Saint-Affrique. Retrouvailles, souvenirs et avenir pour les 40 ans du club de judo

Dimanche 13 octobre, le gymnase des 12-étoiles s’est transformé en dojo, pour célébrer les quarante ans du judo-club saint-affricain. Au programme, une matinée d’entrainement et de démonstrations, avant de passer à table pour fêter dignement cet anniversaire. Et pour transmettre la mémoire de l’histoire de cette aventure sportive et humaine, initiée par le maître Michel Rohi.

Quarante ans, ça se fête. Les bénévoles du judo club saint-affricain ont saisi cette occasion pour réunir quatre décennies de passionnés, qui ont fait et font l’histoire de ce club, officiellement créé en 1979. Mais l’aventure a commencé plus tôt, comme l’a rappelé Sébastien Bouzat, co-président.

« Tout a débuté grâce à la pulsion de notre maître Michel Rohi, double champion de France militaire. Avec Pierre Bonnefous, ils créent une école de judo en 1966. Elle était destinée aux élèves de l’école d’EDF. »

Le deuxième pilier du club, Jean-Marie Richard a également été nommé président d’honneur. Une distinction pour saluer son engagement dans le club et au-delà, « puisqu’il s’occupe des commissaires sportifs du département et de la région », précise Sébastien Bouzat.

24 ceintures noires formées au club

Dans l’assemblée, nous croisons des « anciens » comme Jean-Paul Roques et Patrick Barthe, respectivement première et troisième ceintures noires de l’histoire du club. « On a commencé en 1974 à l’école EDF, on nous voit en photos là », se souvient Patrick Barthe, le regard tourné vers la rétrospective des articles de presse parus en quarante ans.
Jean-Paul Roques a atterri sur les tatamis grâce à ses parents, tandis que Patrick Barthe est tombé dans la marmite quand il était petit. « Mon père était entraineur adjoint avec Michel Rohi, mon oncle a été champion de France en 1960. »
Dans leur sillage, le club a mené 24 judokas jusqu’à la ceinture noire.
« Il faut minimum dix ans de judo derrière soi, acquérir des techniques, être bon compétiteur, développer beaucoup de compétences. Les ceintures noires, c’est de l’élite dans un club », rappelle le plus haut gradé saint-affricain, Roland Andral, ceinture noire 3e dan.
« Roland, c’est notre référence technique », souffle discrètement Sébastien Bouzat.
Le chiffre devrait être bientôt revu à la hausse, puisque plusieurs licenciés sont en train de préparer leur ceinture noire, tandis que la co-présidente Caroline Gavelle, est plus que jamais proche du deuxième dan…

Judoka, un chemin de transmission

Une autre figure du club, Brigitte Jauffrey, n’aurait manqué ce rendez-vous pour rien au monde.
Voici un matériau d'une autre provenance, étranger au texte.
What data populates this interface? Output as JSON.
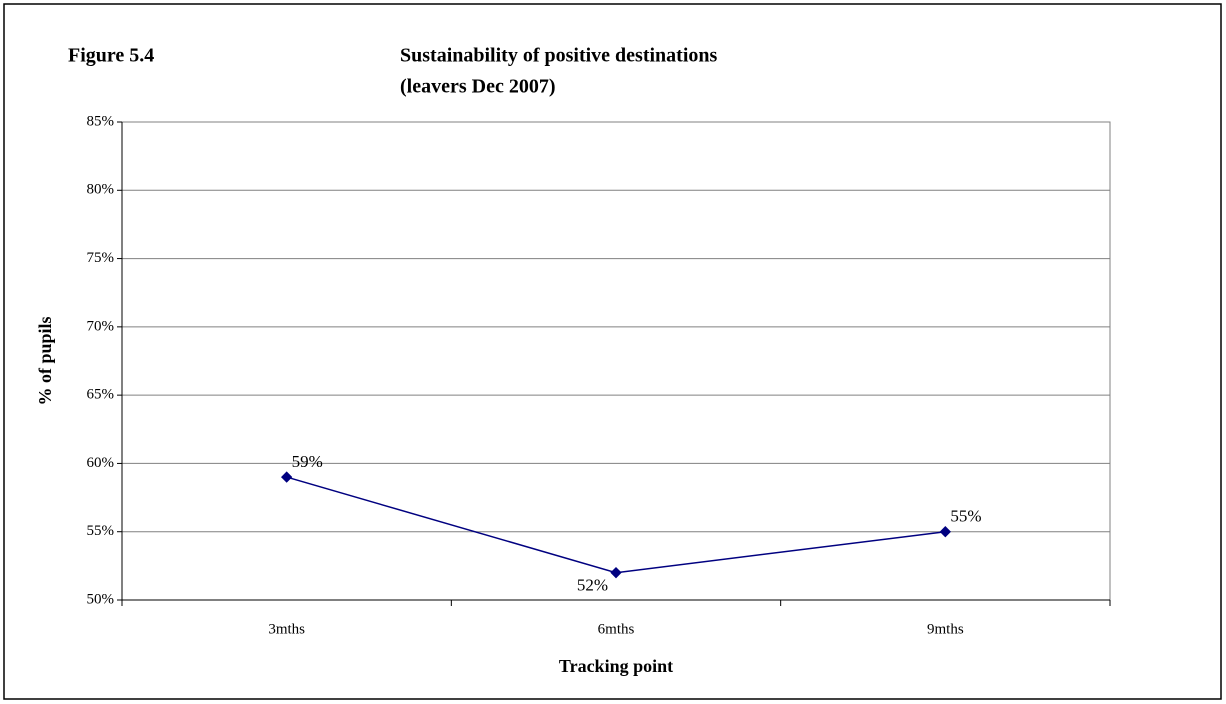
{
  "chart_data": {
    "type": "line",
    "figure_label": "Figure 5.4",
    "title": [
      "Sustainability of positive destinations",
      "(leavers Dec 2007)"
    ],
    "x_label": "Tracking point",
    "y_label": "% of pupils",
    "categories": [
      "3mths",
      "6mths",
      "9mths"
    ],
    "series": [
      {
        "name": "Sustainability",
        "color": "#000080",
        "values": [
          59,
          52,
          55
        ],
        "value_labels": [
          "59%",
          "52%",
          "55%"
        ]
      }
    ],
    "ylim": [
      50,
      85
    ],
    "yticks": [
      {
        "value": 50,
        "label": "50%"
      },
      {
        "value": 55,
        "label": "55%"
      },
      {
        "value": 60,
        "label": "60%"
      },
      {
        "value": 65,
        "label": "65%"
      },
      {
        "value": 70,
        "label": "70%"
      },
      {
        "value": 75,
        "label": "75%"
      },
      {
        "value": 80,
        "label": "80%"
      },
      {
        "value": 85,
        "label": "85%"
      }
    ],
    "grid": true
  }
}
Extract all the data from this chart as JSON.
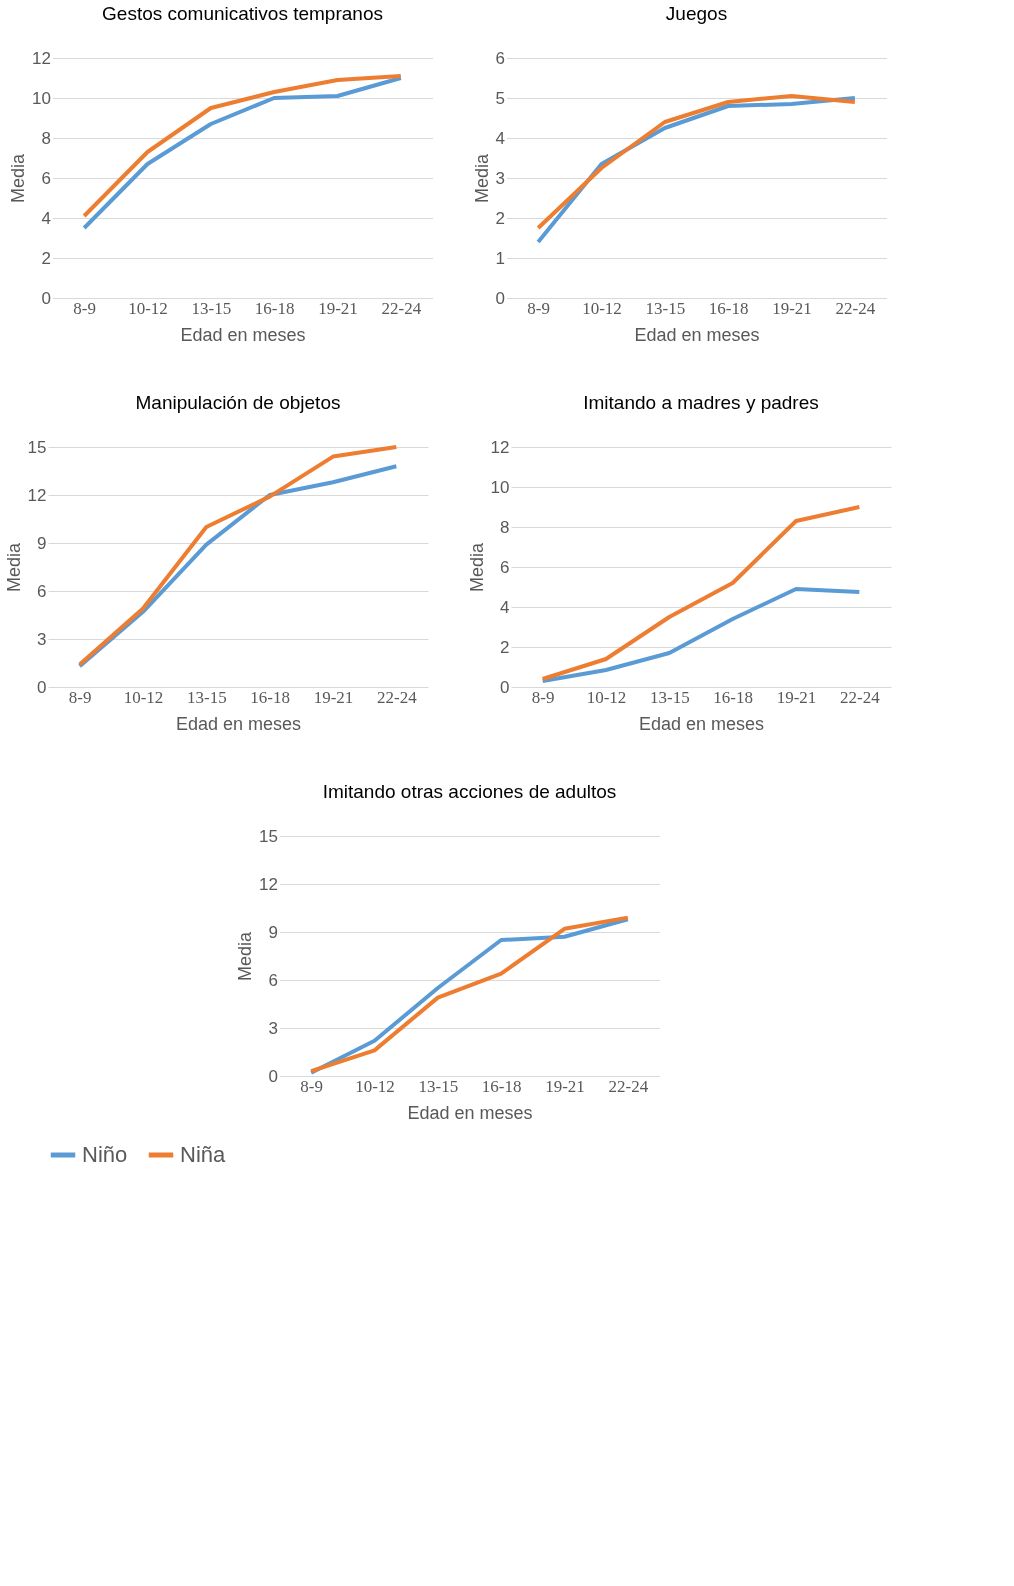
{
  "chart_data": [
    {
      "type": "line",
      "title": "Gestos comunicativos tempranos",
      "xlabel": "Edad en meses",
      "ylabel": "Media",
      "categories": [
        "8-9",
        "10-12",
        "13-15",
        "16-18",
        "19-21",
        "22-24"
      ],
      "ylim": [
        0,
        12
      ],
      "yticks": [
        0,
        2,
        4,
        6,
        8,
        10,
        12
      ],
      "grid": "y",
      "legend": "bottom",
      "series": [
        {
          "name": "Niño",
          "color": "#5b9bd5",
          "values": [
            3.5,
            6.7,
            8.7,
            10.0,
            10.1,
            11.0
          ]
        },
        {
          "name": "Niña",
          "color": "#ed7d31",
          "values": [
            4.1,
            7.3,
            9.5,
            10.3,
            10.9,
            11.1
          ]
        }
      ]
    },
    {
      "type": "line",
      "title": "Juegos",
      "xlabel": "Edad en meses",
      "ylabel": "Media",
      "categories": [
        "8-9",
        "10-12",
        "13-15",
        "16-18",
        "19-21",
        "22-24"
      ],
      "ylim": [
        0,
        6
      ],
      "yticks": [
        0,
        1,
        2,
        3,
        4,
        5,
        6
      ],
      "grid": "y",
      "legend": "bottom",
      "series": [
        {
          "name": "Niño",
          "color": "#5b9bd5",
          "values": [
            1.4,
            3.35,
            4.25,
            4.8,
            4.85,
            5.0
          ]
        },
        {
          "name": "Niña",
          "color": "#ed7d31",
          "values": [
            1.75,
            3.25,
            4.4,
            4.9,
            5.05,
            4.9
          ]
        }
      ]
    },
    {
      "type": "line",
      "title": "Manipulación de objetos",
      "xlabel": "Edad en meses",
      "ylabel": "Media",
      "categories": [
        "8-9",
        "10-12",
        "13-15",
        "16-18",
        "19-21",
        "22-24"
      ],
      "ylim": [
        0,
        15
      ],
      "yticks": [
        0,
        3,
        6,
        9,
        12,
        15
      ],
      "grid": "y",
      "legend": "bottom",
      "series": [
        {
          "name": "Niño",
          "color": "#5b9bd5",
          "values": [
            1.3,
            4.7,
            8.9,
            12.0,
            12.8,
            13.8
          ]
        },
        {
          "name": "Niña",
          "color": "#ed7d31",
          "values": [
            1.4,
            4.9,
            10.0,
            11.9,
            14.4,
            15.0
          ]
        }
      ]
    },
    {
      "type": "line",
      "title": "Imitando a madres y padres",
      "xlabel": "Edad en meses",
      "ylabel": "Media",
      "categories": [
        "8-9",
        "10-12",
        "13-15",
        "16-18",
        "19-21",
        "22-24"
      ],
      "ylim": [
        0,
        12
      ],
      "yticks": [
        0,
        2,
        4,
        6,
        8,
        10,
        12
      ],
      "grid": "y",
      "legend": "bottom",
      "series": [
        {
          "name": "Niño",
          "color": "#5b9bd5",
          "values": [
            0.3,
            0.85,
            1.7,
            3.4,
            4.9,
            4.75
          ]
        },
        {
          "name": "Niña",
          "color": "#ed7d31",
          "values": [
            0.4,
            1.4,
            3.5,
            5.2,
            8.3,
            9.0
          ]
        }
      ]
    },
    {
      "type": "line",
      "title": "Imitando otras acciones de adultos",
      "xlabel": "Edad en meses",
      "ylabel": "Media",
      "categories": [
        "8-9",
        "10-12",
        "13-15",
        "16-18",
        "19-21",
        "22-24"
      ],
      "ylim": [
        0,
        15
      ],
      "yticks": [
        0,
        3,
        6,
        9,
        12,
        15
      ],
      "grid": "y",
      "legend": "bottom",
      "series": [
        {
          "name": "Niño",
          "color": "#5b9bd5",
          "values": [
            0.2,
            2.2,
            5.5,
            8.5,
            8.7,
            9.8
          ]
        },
        {
          "name": "Niña",
          "color": "#ed7d31",
          "values": [
            0.3,
            1.6,
            4.9,
            6.4,
            9.2,
            9.9
          ]
        }
      ]
    }
  ]
}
Elle a entrainé pendant vingt ans des centaines de jeunes. Comme tous les judokas qui se sont exprimés lors des discours, ou au détour des conversations informelles, l’ancienne entraineuse souligne l’importance du code moral de son sport : politesse, courage, sincérité, honneur, modestie, respect, contrôle de soi et amitié.

« C’est certes un sport de compétition, où l’on recherche la performance. Mais c’est avant tout une école de la vie, avec des valeurs fortes, que j’ai eu plaisir à transmettre. »

Une fois par trimestre, le club organise un entrainement commun, ouvert à la centaine de licenciés, âgés de 4 à 71 ans. « Cela fait partie de notre chemin de judoka », explique Sébastien Bouzat.

« Les ceintures noires deviennent disciples, enseignants. Ils ont pour mission de donner l’impulsion et l’envie aux plus jeunes d’aimer cette discipline, qui est avant tout un art. »

« Le judo est un échange, un partage, où les adultes offrent leur expérience aux plus jeunes, pour les aider à grandir. C’est un sport individuel, où l’esprit d’équipe passe avant tout », conclut Caroline Gavelle.

Anciens et nouveaux ont enfilé le kimono pour célébrer 40 ans de judo à Saint-Affrique.